Jack comments on The Majority Is Always Wrong - Less Wrong
You are viewing a comment permalink. View the original post to see all comments and the full post content.
You are viewing a comment permalink. View the original post to see all comments and the full post content.
Comments (50)
A friend of mine claims Fahrenheit is more convenient because of "-ties". "Today it will be in the fifties/sixties/thirties/high seventies." Celsius doesn't have conveniently-spoken ranges that give users a general idea of the weather. I countered with high and low teens, low twenties, but I don't think his point is completely invalid.

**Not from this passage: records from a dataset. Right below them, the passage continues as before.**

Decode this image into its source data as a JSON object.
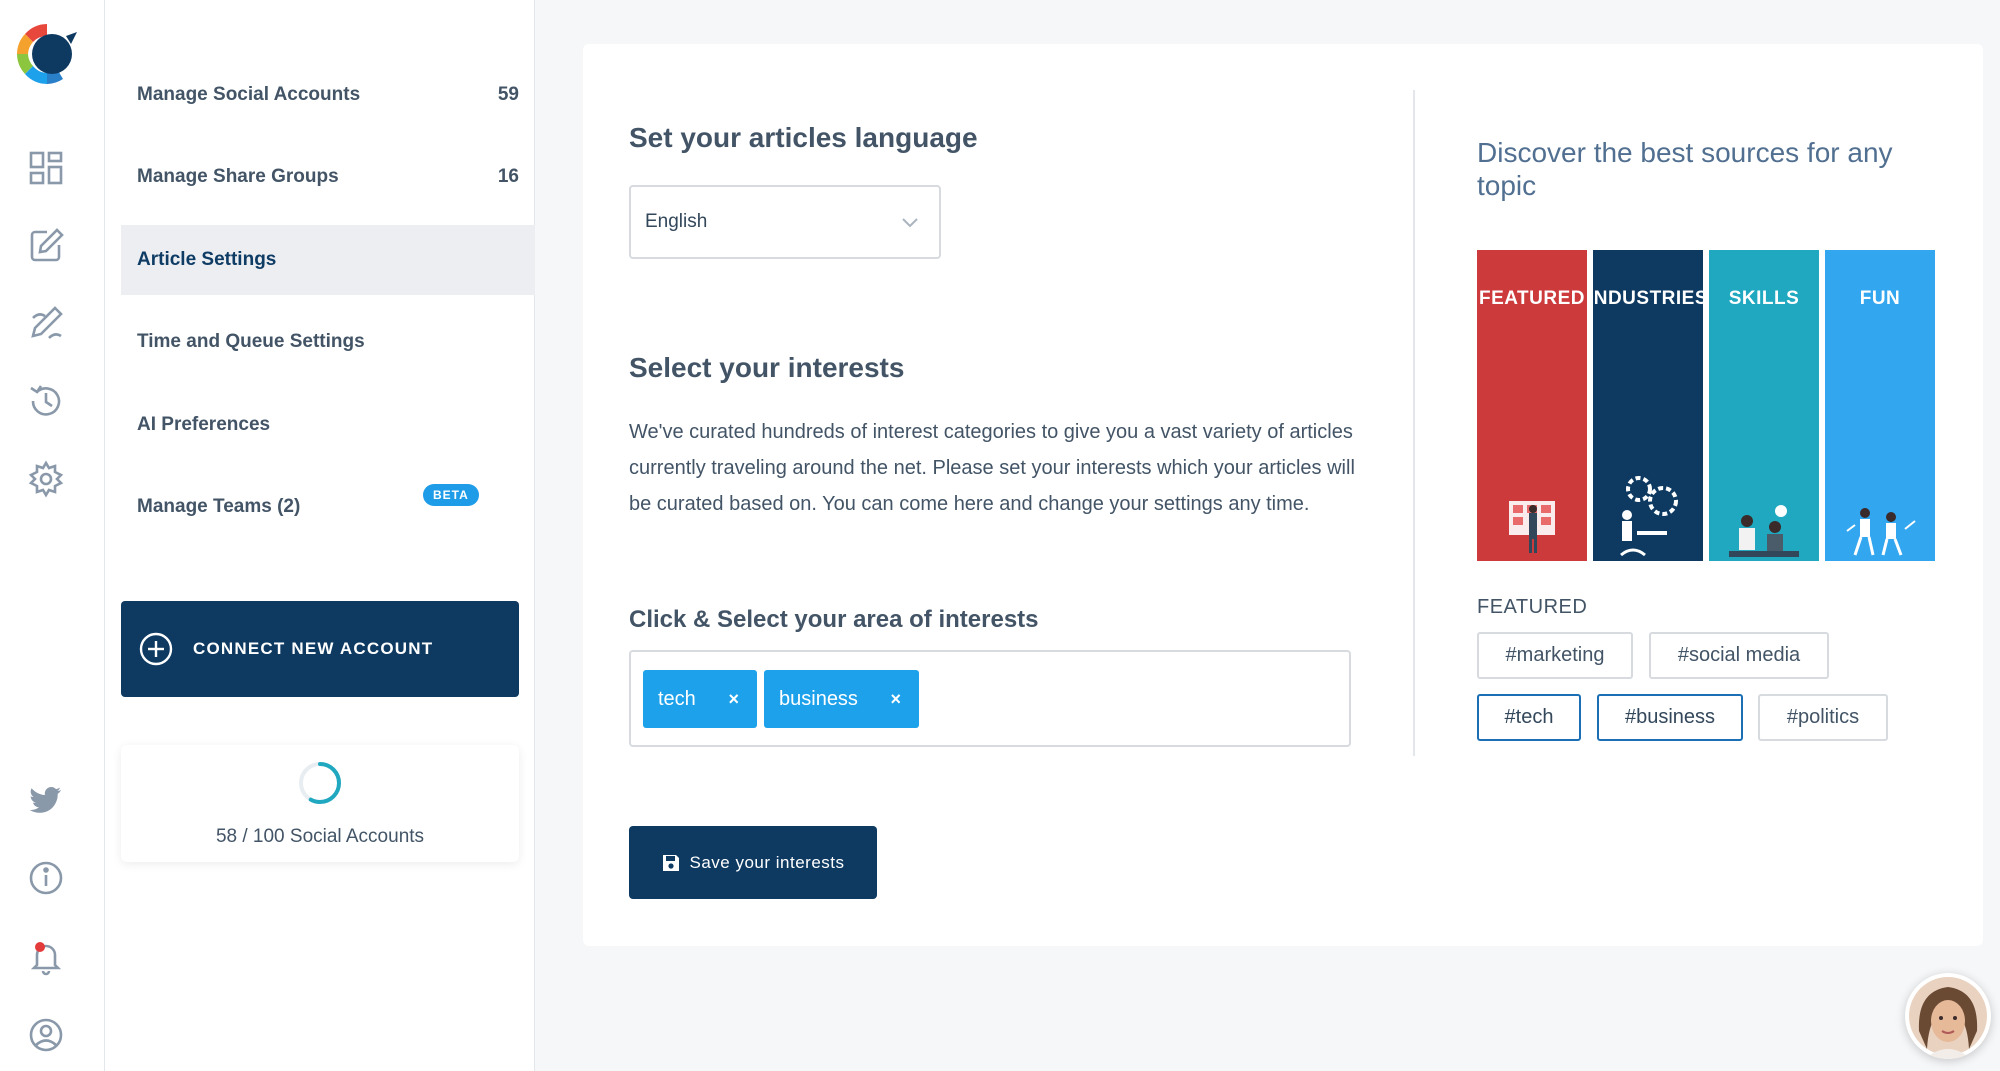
{
  "sidebar": {
    "items": [
      {
        "label": "Manage Social Accounts",
        "count": "59"
      },
      {
        "label": "Manage Share Groups",
        "count": "16"
      },
      {
        "label": "Article Settings"
      },
      {
        "label": "Time and Queue Settings"
      },
      {
        "label": "AI Preferences"
      },
      {
        "label": "Manage Teams (2)",
        "badge": "BETA"
      }
    ],
    "connect_label": "CONNECT NEW ACCOUNT",
    "accounts_usage": "58 / 100 Social Accounts",
    "accounts_used": 58,
    "accounts_total": 100
  },
  "rail_icons": [
    "dashboard-icon",
    "compose-icon",
    "draft-edit-icon",
    "history-icon",
    "settings-gear-icon",
    "twitter-icon",
    "info-icon",
    "notifications-bell-icon",
    "profile-icon"
  ],
  "main": {
    "language_heading": "Set your articles language",
    "language_value": "English",
    "interests_heading": "Select your interests",
    "interests_description": "We've curated hundreds of interest categories to give you a vast variety of articles currently traveling around the net. Please set your interests which your articles will be curated based on. You can come here and change your settings any time.",
    "area_heading": "Click & Select your area of interests",
    "selected_tags": [
      "tech",
      "business"
    ],
    "remove_symbol": "×",
    "save_label": "Save your interests"
  },
  "discover": {
    "title": "Discover the best sources for any topic",
    "tiles": [
      {
        "label": "FEATURED",
        "color": "#cc3a3c"
      },
      {
        "label": "INDUSTRIES",
        "color": "#0e3a62"
      },
      {
        "label": "SKILLS",
        "color": "#1fa8c0"
      },
      {
        "label": "FUN",
        "color": "#33a6f0"
      }
    ],
    "featured_label": "FEATURED",
    "hashtags": [
      {
        "label": "#marketing",
        "selected": false
      },
      {
        "label": "#social media",
        "selected": false
      },
      {
        "label": "#tech",
        "selected": true
      },
      {
        "label": "#business",
        "selected": true
      },
      {
        "label": "#politics",
        "selected": false
      }
    ]
  },
  "colors": {
    "brand_navy": "#0e3a62",
    "chip_blue": "#1da1ea",
    "page_bg": "#f6f7f9"
  }
}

You say centimeters are better for small things and meters better for large things, but neither are very useful for things that might constitute an arm-load. I'm not sure that sentence is very clear, so I'll try examples. My laptop is 36 centimeters wide, which is an inconveniently large number of units for it to be, but it's only a little more than a foot. This textbook: about a foot square. That hard-drive is half a foot (I'll admit that "six inches" was easier to the tongue, but in reality it's closer to seven, which I wouldn't say). What I'm trying to say is that the unit "foot" is very convenient for things that we might be handling in everyday situations, unless those things are hand-sized.

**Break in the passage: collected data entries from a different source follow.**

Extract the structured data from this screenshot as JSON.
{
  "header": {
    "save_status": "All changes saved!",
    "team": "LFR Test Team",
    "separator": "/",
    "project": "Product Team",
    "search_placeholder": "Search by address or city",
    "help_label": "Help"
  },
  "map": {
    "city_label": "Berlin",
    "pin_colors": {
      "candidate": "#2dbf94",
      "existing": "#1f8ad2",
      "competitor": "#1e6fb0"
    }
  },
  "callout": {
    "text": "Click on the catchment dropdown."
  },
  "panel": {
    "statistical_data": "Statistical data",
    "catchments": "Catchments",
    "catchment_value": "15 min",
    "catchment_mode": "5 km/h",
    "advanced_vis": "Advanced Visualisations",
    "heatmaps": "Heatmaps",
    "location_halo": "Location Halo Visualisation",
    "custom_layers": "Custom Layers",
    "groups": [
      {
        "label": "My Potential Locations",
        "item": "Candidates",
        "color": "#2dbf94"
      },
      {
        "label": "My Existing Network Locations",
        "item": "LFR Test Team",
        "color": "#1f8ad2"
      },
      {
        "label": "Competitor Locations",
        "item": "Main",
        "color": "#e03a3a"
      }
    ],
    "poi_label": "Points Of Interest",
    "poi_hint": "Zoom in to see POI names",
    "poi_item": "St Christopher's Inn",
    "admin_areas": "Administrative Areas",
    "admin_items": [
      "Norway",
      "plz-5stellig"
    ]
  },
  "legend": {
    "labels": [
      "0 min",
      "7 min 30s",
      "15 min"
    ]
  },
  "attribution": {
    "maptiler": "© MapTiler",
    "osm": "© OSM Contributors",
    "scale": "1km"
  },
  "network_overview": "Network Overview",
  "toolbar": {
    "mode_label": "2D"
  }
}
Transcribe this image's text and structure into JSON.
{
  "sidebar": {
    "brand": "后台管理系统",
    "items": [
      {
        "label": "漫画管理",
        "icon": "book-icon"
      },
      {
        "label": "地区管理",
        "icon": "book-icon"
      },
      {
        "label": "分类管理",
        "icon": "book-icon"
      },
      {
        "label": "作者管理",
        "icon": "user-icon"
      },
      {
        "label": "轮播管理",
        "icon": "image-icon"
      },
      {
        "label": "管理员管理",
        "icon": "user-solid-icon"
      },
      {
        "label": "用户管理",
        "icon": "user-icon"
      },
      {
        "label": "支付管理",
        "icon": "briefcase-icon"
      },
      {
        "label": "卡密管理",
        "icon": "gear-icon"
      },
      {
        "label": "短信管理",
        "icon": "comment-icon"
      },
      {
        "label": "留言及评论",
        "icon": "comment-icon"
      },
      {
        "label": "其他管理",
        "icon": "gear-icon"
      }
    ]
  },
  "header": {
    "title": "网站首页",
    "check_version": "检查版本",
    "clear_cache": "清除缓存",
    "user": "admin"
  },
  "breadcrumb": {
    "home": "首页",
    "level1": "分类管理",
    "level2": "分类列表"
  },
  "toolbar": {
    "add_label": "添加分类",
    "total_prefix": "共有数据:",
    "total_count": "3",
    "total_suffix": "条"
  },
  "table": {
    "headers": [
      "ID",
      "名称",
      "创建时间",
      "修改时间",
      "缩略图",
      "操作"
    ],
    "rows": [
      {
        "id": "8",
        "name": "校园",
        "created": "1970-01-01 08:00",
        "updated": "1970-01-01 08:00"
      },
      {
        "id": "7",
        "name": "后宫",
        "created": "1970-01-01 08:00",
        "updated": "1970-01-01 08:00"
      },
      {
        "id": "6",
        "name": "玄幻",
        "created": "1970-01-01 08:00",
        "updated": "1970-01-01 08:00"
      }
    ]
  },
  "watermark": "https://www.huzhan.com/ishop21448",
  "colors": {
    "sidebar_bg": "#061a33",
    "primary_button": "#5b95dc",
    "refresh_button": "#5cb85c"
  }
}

I have similar intuitions but I'm pretty sure I wouldn't if I had been raised on the metric system.
The obvious answer is to figure out what people raised with the metric system are thinking.
I was raised with the metric system and I have to agree with your sentiment. Metric lacks convenient human-sized units. Decimeters are maybe acceptable for lengths, but few people use them. I myself often use feet and inches to describe human-sized objects just because they are more convenient. But as soon as I have to do any kind of work with a quantity beyond pure description, I will swap to metric.

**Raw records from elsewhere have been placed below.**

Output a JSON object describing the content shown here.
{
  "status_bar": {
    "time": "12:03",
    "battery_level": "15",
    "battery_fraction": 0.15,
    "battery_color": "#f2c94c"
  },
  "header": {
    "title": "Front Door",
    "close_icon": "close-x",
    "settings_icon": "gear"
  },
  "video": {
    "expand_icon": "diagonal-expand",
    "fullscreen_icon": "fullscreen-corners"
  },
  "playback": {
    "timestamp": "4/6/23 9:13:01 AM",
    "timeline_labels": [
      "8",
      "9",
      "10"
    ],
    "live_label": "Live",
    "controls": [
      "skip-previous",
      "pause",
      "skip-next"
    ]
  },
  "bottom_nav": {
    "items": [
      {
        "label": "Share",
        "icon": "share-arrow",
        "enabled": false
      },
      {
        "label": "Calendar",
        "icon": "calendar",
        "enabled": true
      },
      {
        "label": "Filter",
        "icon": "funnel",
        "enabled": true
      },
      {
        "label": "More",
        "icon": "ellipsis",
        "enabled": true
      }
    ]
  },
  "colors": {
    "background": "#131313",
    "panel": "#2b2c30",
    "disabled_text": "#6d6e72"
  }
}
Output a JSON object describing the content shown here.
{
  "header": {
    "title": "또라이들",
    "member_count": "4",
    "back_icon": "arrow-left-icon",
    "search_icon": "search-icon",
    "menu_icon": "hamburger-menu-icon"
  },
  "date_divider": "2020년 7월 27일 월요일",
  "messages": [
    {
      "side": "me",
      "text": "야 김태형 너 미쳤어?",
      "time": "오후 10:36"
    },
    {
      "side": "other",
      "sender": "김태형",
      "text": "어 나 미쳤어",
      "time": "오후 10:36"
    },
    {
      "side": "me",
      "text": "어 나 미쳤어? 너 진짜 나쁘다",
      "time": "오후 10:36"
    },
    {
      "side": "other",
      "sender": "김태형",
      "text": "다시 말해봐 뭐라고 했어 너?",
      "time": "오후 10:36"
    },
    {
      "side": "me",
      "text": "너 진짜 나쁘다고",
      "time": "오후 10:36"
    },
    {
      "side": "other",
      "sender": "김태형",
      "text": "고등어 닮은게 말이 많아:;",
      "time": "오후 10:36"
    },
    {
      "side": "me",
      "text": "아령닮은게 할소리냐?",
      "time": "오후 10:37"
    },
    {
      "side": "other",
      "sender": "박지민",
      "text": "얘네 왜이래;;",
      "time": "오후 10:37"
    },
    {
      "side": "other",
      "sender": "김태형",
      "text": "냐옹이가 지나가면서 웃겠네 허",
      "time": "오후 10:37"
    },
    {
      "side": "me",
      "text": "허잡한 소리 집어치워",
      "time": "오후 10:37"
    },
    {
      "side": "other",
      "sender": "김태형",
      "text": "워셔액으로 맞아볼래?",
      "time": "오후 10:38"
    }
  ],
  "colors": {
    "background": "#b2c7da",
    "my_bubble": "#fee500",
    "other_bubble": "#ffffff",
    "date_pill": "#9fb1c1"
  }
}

I was raised with the metric system, but I think inches and feet would be better than centimetres (too small) and metres (too large) for lots of everyday situations (plus, they have intuitive anthropocentric approximations, namely the breadth of a thumb and the length of a shoe). The litre is similarly too large IMO. I have no strong opinion about kilos vs pounds. On the other hand, I prefer Celsius to Fahrenheit -- having the melting point of ice at such a memorable value is useful. (But I also like Fahrenheit's 100 meaning something close to human body temperature. I might like a hypothetical scale with freezing at 0 and human body temperature at 100 even more.)
I was raised on the English system and I have essentially the same intuitions about feet and inches vs. cm and meters and about Celsius vs. Fahrenheit, so there may be something to them.
My understanding (please correct me if I'm wrong) is that British and Canadians are essentially raised on both systems, so perhaps they could comment on which is more naturally intuitive.